I think the idea of border security as a confidence builder is the way to start. Most Americans are very practical and reasonable. They’re upset about broken borders and our out-of-control immigration system. They will buy into a comprehensive solution if we can prove to them, and only if we can prove to them, we don’t have twenty million more illegal immigrants, ten years, twenty years down the road.

And when it comes to the illegal alien population, if the definition of amnesty is you got to deport twelve million people, or put twelve million people in jail, then we’ll never have a comprehensive solution, because that’s just not workable, it’s not practical.

To me, amnesty would be forgiving people, like Ronald Reagan did, with no consequence, and not repairing the system. Amnesty is what we have today. What I would like to see is the illegal immigrant population come out of the shadows, be biometrically identified, be required to learn English, pay the fines for their crime, and get right with the law. If they want to be a citizen, get in the back of the line, not break into line.

And to my Republican colleagues, I can understand the politics of this is difficult. Big things are hard to do.

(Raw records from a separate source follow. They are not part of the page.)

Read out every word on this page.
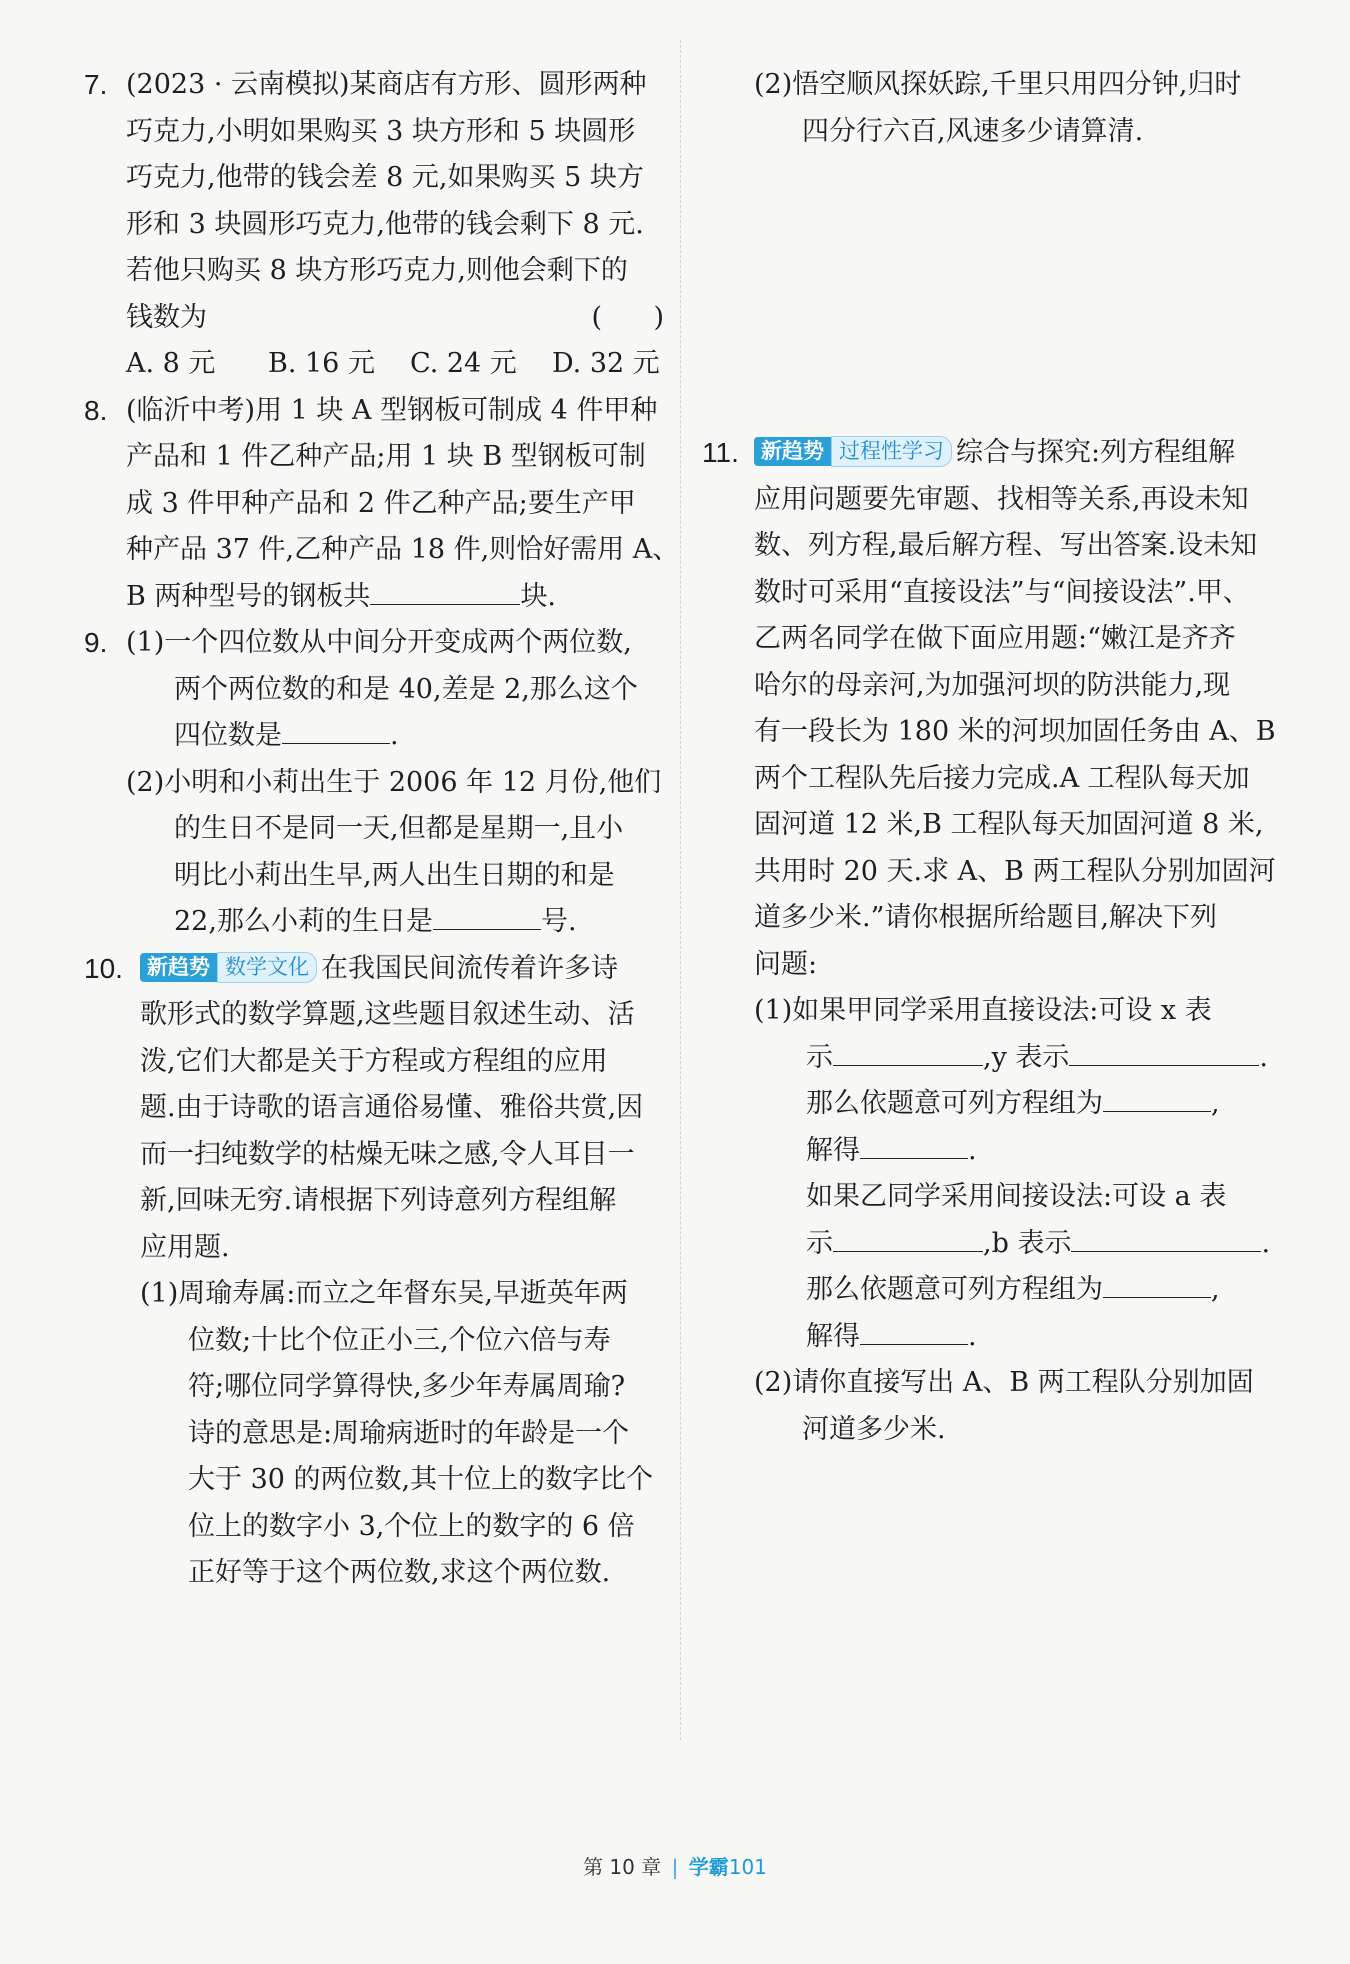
7. (2023 · 云南模拟)某商店有方形、圆形两种
巧克力,小明如果购买 3 块方形和 5 块圆形
巧克力,他带的钱会差 8 元,如果购买 5 块方
形和 3 块圆形巧克力,他带的钱会剩下 8 元.
若他只购买 8 块方形巧克力,则他会剩下的
钱数为	(      )
A. 8 元 B. 16 元 C. 24 元 D. 32 元
8. (临沂中考)用 1 块 A 型钢板可制成 4 件甲种
产品和 1 件乙种产品;用 1 块 B 型钢板可制
成 3 件甲种产品和 2 件乙种产品;要生产甲
种产品 37 件,乙种产品 18 件,则恰好需用 A、
B 两种型号的钢板共	块.
9. (1)一个四位数从中间分开变成两个两位数,
两个两位数的和是 40,差是 2,那么这个
四位数是	.
(2)小明和小莉出生于 2006 年 12 月份,他们
的生日不是同一天,但都是星期一,且小
明比小莉出生早,两人出生日期的和是
22,那么小莉的生日是	号.
10.	新趋势 数学文化 在我国民间流传着许多诗
歌形式的数学算题,这些题目叙述生动、活
泼,它们大都是关于方程或方程组的应用
题.由于诗歌的语言通俗易懂、雅俗共赏,因
而一扫纯数学的枯燥无味之感,令人耳目一
新,回味无穷.请根据下列诗意列方程组解
应用题.
(1)周瑜寿属:而立之年督东吴,早逝英年两
位数;十比个位正小三,个位六倍与寿
符;哪位同学算得快,多少年寿属周瑜?
诗的意思是:周瑜病逝时的年龄是一个
大于 30 的两位数,其十位上的数字比个
位上的数字小 3,个位上的数字的 6 倍
正好等于这个两位数,求这个两位数.
(2)悟空顺风探妖踪,千里只用四分钟,归时
四分行六百,风速多少请算清.
11.	新趋势 过程性学习 综合与探究:列方程组解
应用问题要先审题、找相等关系,再设未知
数、列方程,最后解方程、写出答案.设未知
数时可采用“直接设法”与“间接设法”.甲、
乙两名同学在做下面应用题:“嫩江是齐齐
哈尔的母亲河,为加强河坝的防洪能力,现
有一段长为 180 米的河坝加固任务由 A、B
两个工程队先后接力完成.A 工程队每天加
固河道 12 米,B 工程队每天加固河道 8 米,
共用时 20 天.求 A、B 两工程队分别加固河
道多少米.”请你根据所给题目,解决下列
问题:
(1)如果甲同学采用直接设法:可设 x 表
示	,y 表示	.
那么依题意可列方程组为	,
解得	.
如果乙同学采用间接设法:可设 a 表
示	,b 表示	.
那么依题意可列方程组为	,
解得	.
(2)请你直接写出 A、B 两工程队分别加固
河道多少米.
第 10 章 | 学霸101
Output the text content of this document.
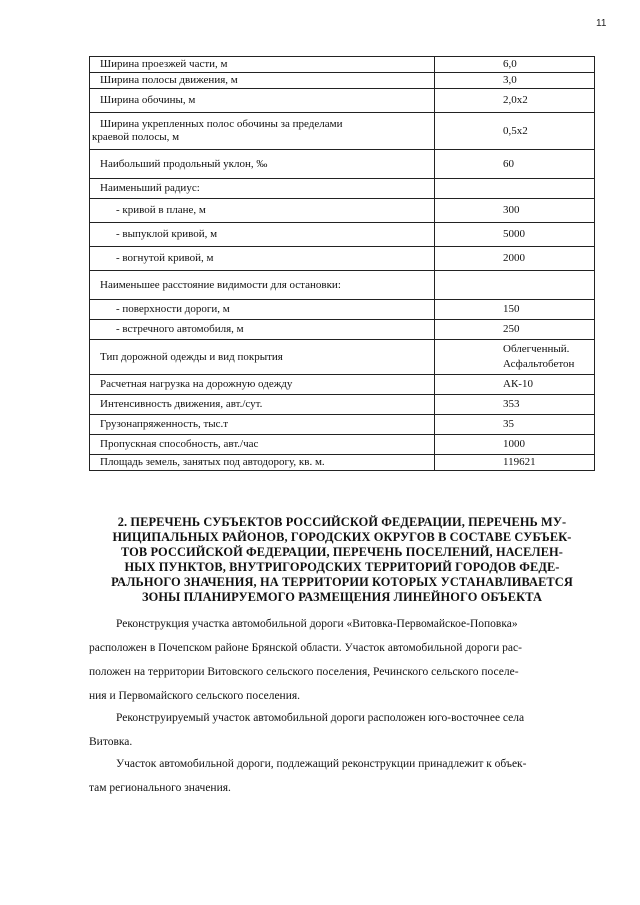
11
Ширина проезжей части, м	6,0
Ширина полосы движения, м	3,0
Ширина обочины, м	2,0x2

Ширина укрепленных полос обочины за пределами
краевой полосы, м	0,5x2
Наибольший продольный уклон, ‰	60
Наименьший радиус:	
- кривой в плане, м	300
- выпуклой кривой, м	5000
- вогнутой кривой, м	2000
Наименьшее расстояние видимости для остановки:	
- поверхности дороги, м	150
- встречного автомобиля, м	250
Тип дорожной одежды и вид покрытия	Облегченный.
Асфальтобетон

Расчетная нагрузка на дорожную одежду	АК-10
Интенсивность движения, авт./сут.	353
Грузонапряженность, тыс.т	35
Пропускная способность, авт./час	1000
Площадь земель, занятых под автодорогу, кв. м.	119621
2. ПЕРЕЧЕНЬ СУБЪЕКТОВ РОССИЙСКОЙ ФЕДЕРАЦИИ, ПЕРЕЧЕНЬ МУ-
НИЦИПАЛЬНЫХ РАЙОНОВ, ГОРОДСКИХ ОКРУГОВ В СОСТАВЕ СУБЪЕК-
ТОВ РОССИЙСКОЙ ФЕДЕРАЦИИ, ПЕРЕЧЕНЬ ПОСЕЛЕНИЙ, НАСЕЛЕН-
НЫХ ПУНКТОВ, ВНУТРИГОРОДСКИХ ТЕРРИТОРИЙ ГОРОДОВ ФЕДЕ-
РАЛЬНОГО ЗНАЧЕНИЯ, НА ТЕРРИТОРИИ КОТОРЫХ УСТАНАВЛИВАЕТСЯ
ЗОНЫ ПЛАНИРУЕМОГО РАЗМЕЩЕНИЯ ЛИНЕЙНОГО ОБЪЕКТА
Реконструкция участка автомобильной дороги «Витовка-Первомайское-Поповка»
расположен в Почепском районе Брянской области. Участок автомобильной дороги рас-
положен на территории Витовского сельского поселения, Речинского сельского поселе-
ния и Первомайского сельского поселения.
Реконструируемый участок автомобильной дороги расположен юго-восточнее села
Витовка.
Участок автомобильной дороги, подлежащий реконструкции принадлежит к объек-
там регионального значения.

But I believe in 2008, we lost a lot of ground with the Hispanic community because of the rhetoric and the tone we set on immigration.

Speaking of losing ground with Latinos, the National Congreso Latino met in Texas this weekend with a local newspaper, reporting:

Latino conventioneers said today President Obama virtually ignored their constituency in his state of the union address this week and that the mid-term elections could serve as a referendum on his administration.

History tells us that the Latino vote is not a dependable liberal constituency for the Democratic Party. If anyone’s political calculation assumes Democrats can hold onto Latinos without reforming immigration and addressing their other concerns, they are dead wrong. Latinos have turned out in force in past elections for Republicans candidates like George W. Bush.

Obviously, the best way forward for an immigration reform bill is a bipartisan approach—an approach advocated by the President in his unprecedented televised Q&A with Republican lawmakers at their annual retreat last week in Baltimore. The President said:

Bipartisanship—not for its own sake but to solve problems—that’s what our constituents, the American people, need from us right now. All of us then have a choice to make. We have to choose whether we’re going to be politicians first or partners for progress; whether we’re going to put success at the polls ahead of the lasting success we can achieve together for America.

Some have even calculated that after an endless and bruising healthcare reform battle, immigration reform, which has been already been debated ad-nauseum, might just be the issue that both parties can tackle to show the public that difficult things can get done in Washington.

It’s easy to blame the President, the Congress and everyone else in Washington for the delay, throw in the towel and make declarative sentences about immigration reform being dead. However, there is still a beating heart in the process with ongoing signs of life, including productive negotiations between business and labor groups on the issue of future flow, Secretary Janet Napolitano’s report on her ongoing pursuit of comprehensive immigration reform in the coming year and again, and Republican Senator Lindsay Graham’s public enthusiasm for tackling the issue.

This could actually be the best time for immigration reform, Republican’s could move away from extreme factions of tea-baggers to prove to their anti-establishment constituents back home that they can think independent of their party and solve tough problems.

The late conservative thinker, Richard Nadler, always advocated that rather than running away from the immigration issue, Republicans should step up to help shape it. Early last year he put it this way:

At some point, conservatives must reflect on how many allies, and how many issues, we are willing to sacrifice in a fey and futile attempt to get field workers, busboys, and nannies out of the country. The steady drumbeat of restrictionist defeat invites—no, requires—conservatives to revisit a concept we have glibly reviled: comprehensive immigration reform. The relevant question is no longer whether we want it, but what we want from it: what forms of border security, crime control, and employment verification. Every hour we postpone a border reform that respects the interests of employers and Hispanics, our entire agenda suffers.